The Lee lab at WashU Medicine will use the secured funding to continue their work on a project that aims to reduce brain inflammation and injury after large vessel occlusion (LVO) stroke using vagus nerve stimulation. Lee is the neurologist-in-chief at Barnes-Jewish Hospital and is an internationally renowned expert in stroke and vascular neurology. His work spans the full spectrum from basic investigations using cell and animal models to clinical studies using multimodal MRI and human genomics. Specifically in the field of stroke, Lee’s research and clinical care range from acute ischemic brain injury to long-term recovery.

Titled “Neuromodulation Using Vagus Nerve Stimulation Following Ischemic Stroke as Therapeutic Adjunct (NUVISTA) 2,” the study plans to enroll 65 acute stroke patients with LVO to undergo vagus nerve stimulation using a non-invasive device. The Lee lab will use biomarkers in the blood to determine whether the intervention is able to reduce brain inflammation in LVO stroke patients during the acute recovery stage, with the ultimate goal of reducing the likelihood of long-term disability in those patients.
The World Stroke Organization’s 2025 Global Stroke Fact Sheet notes that “among non-communicable disorders, stroke remains the second leading cause of death and the third leading cause of death and disability” worldwide. Even when individuals survive the initial attack, stroke leads to permanent disabilities in up to 60% of cases. This is in part because stroke triggers widespread inflammation that worsens brain injury. Multiple clinical trials have tried to reduce neuroinflammation in stroke patients using drugs that target individual inflammatory pathways. However, virtually all have failed, demonstrating a need for novel approaches that more broadly suppress inflammation.
Lee and Leuthardt’s NUVISTA 2 trial uses an innovative, non-invasive device to stimulate the vagus nerve and directly modulate inflammatory cells in the spleen through neuro-immune synapses. The small, over-ear devices for trans-auricular vagus nerve stimulation (taVNS) were developed by Leuthardt, the Shi H. Huang Professor of Neurological Surgery at WashU Medicine, and his company, Aurenar. Aurenar is pursuing the FDA’s De Novo approval pathway for its device. Leuthardt serves as chief of the Division of Neurotechnology in the Taylor Family Department of Neurosurgery at WashU Medicine and has an extensive background in translational neuromodulation technologies, with numerous issued or pending patents around the technology of taVNS and its applications to stroke.

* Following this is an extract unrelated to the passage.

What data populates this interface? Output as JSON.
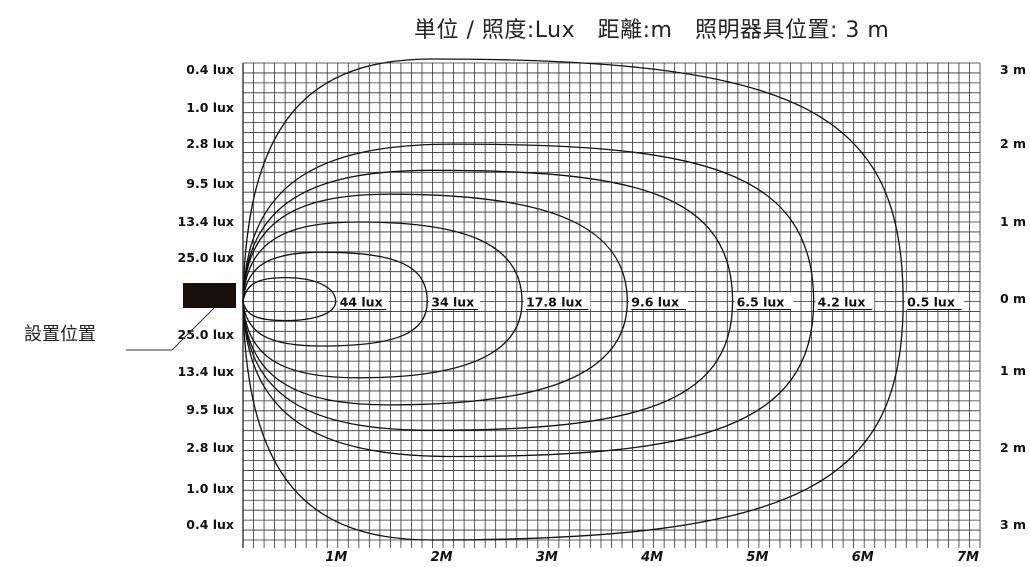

One of the key strengths of taVNS devices is the lack of known side effects. “Vagus nerve stimulation devices have already shown promise in the pilot stage of our study and, if proven to be effective, could be used to treat 800,000 stroke patients per year in the U.S. because of how easy they are to use,” said Lee, who is the Andrew B. and Gretchen P. Jones Professor of Neurology at WashU Medicine.
The study will be conducted by a multidisciplinary team that combines expertise in neurology, neurosurgery, emergency medicine, neurogenomics and clinical trial operations. Lee and Leuthardt will oversee all aspects of the study in collaboration with Opeolu Adeoye, MD, MS, Carlos Cruchaga, PhD, and Osvaldo Laurido-Soto, MD.